In Italia vivono più di ottomilioni di giovani di età compresa tra i 18 anni e i 30. Sono ragazzi che studiano, lavorano o sono praticanti negli studi di avvocati, ingegneri, architetti, commercialisti e notai, e molto spesso cumulano studio e lavoro per permettersi l'Università.
La situazione in cui si trovano questa moltitudine di giovani è simile a quella di una spirale Kafkiana: la mancanza di occupazione li conduce alla ricerca di lavoretti temporanei e instabili; i quali non gli permettono né di acquisire professionalità né di acquistare un' abitazione. Rimanendo a casa sulle spalle dei genitori, questi ragazzi prolungano il loro periodo di maturazione e di ingresso nel mondo nel lavoro, ritardando di conseguenza il loro inserimento stabile nei canali di raccolta della ricchezza. In questo modo anche la costruzione di una propria famiglia viene ritardata.

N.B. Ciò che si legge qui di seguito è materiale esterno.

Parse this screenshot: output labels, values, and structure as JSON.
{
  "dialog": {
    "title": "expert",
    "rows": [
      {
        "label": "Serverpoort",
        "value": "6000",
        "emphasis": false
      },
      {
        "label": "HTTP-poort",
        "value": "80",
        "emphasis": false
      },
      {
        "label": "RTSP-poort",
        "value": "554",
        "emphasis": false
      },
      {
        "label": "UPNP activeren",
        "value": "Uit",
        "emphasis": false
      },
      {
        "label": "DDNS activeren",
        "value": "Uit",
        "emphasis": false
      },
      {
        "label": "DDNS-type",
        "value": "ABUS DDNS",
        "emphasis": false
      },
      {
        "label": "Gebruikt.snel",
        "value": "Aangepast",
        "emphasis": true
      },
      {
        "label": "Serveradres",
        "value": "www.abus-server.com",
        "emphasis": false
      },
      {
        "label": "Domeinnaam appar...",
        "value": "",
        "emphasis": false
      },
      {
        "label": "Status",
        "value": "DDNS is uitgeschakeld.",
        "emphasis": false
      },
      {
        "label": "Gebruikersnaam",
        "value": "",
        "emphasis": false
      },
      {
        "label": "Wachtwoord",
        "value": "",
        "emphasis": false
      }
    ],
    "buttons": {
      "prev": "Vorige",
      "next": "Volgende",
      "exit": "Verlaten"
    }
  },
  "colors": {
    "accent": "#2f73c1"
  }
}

La evidente condizione di precarietà con cui le classi giovanili si trovano a fare i conti (precarietà occupazionale, precarietà contrattuale, precarietà del sistema di welfare e la difficoltà nel riceverne sussidio, caro affitti, costo della casa crescente) rende il loro futuro opaco e viscido, rischia di intrappolarli nella mediocrità.
Quello che i giovani chiedono a gran voce è di essere messi in condizione di potersi assumere le loro responsabilità.
Il talento ed il merito spesso non vengono incentivati, e per questo il nostro Paese ha intrapreso una deriva che non promette nulla di positivo.
L'Italia è da troppo tempo imbrigliata in istituzioni, corporazioni, imprese, pubbliche amministrazioni, enti che non riescono a dare risposte alle istanze dei cittadini e della società.
Alcune grandi corporazioni e interessi forti ingessano il tessuto sociale ed economico del Paese. E molto poco hanno a che fare con la vita di milioni di cittadini. Interessi privati e interessi corporativi governano i processi decisionali, impedendo alla forza viva della società di esprimersi.
C'è bisogno di attingere ad energie nuove.
Abbiamo bisogno di slegare la forza racchiusa e imprigionata nel corpo sociale e nei giovani, liberare le energie che insistono sul territorio, svincolare l'attività politica e amministrativa da antiche logiche d'interesse, ridare fiato ad una "macchina" ormai stanca e ripartire di slancio: non possiamo permetterci di perdere il treno della competitività internazionale. Bisogna agganciare l'Italia al vagone dell'innovazione.
Innovazione non solo tecnologica: ma soprattutto di spirito. La sottorappresentanza di genere e di età è un limite che il nostro Paese deve sapersi lasciare alle spalle. Il tessuto vivo della società manifesta da tempo l'intolleranza verso ogni forza di sfruttamento e di privilegio.
I giovani anche in politica sono poco rappresentati: in Parlamento sono presenti solo 3 deputati under 30.
E' giunto il tempo in cui chi ha dato alla politica e ha avuto da essa, lasci il posto a chi ha voglia di dare ancora, ancorché non abbia da aspettarsi nulla in cambio.
I giovani, ed in particolare quelli che credono nel progetto riformista e che contribuiscono a costruire il Partito Democratico, non vogliamo poltrone o nomine. Si trovano però a disagio nei confronti degli apparati dei due maggiori partiti del centro-sinistra che rischiano di intraprendere una strada che abbiamo già visto, fatta di cooptazioni poco trasparenti e meccanismi decisionali non del tutto democratici.
I giovani democratici chiedono solo di essere considerati come interlocutori politici e di avere gli strumenti e le possibilità per fare quello per cui si battono da sempre: rendere l'Italia un Paese migliore per chi ci vive.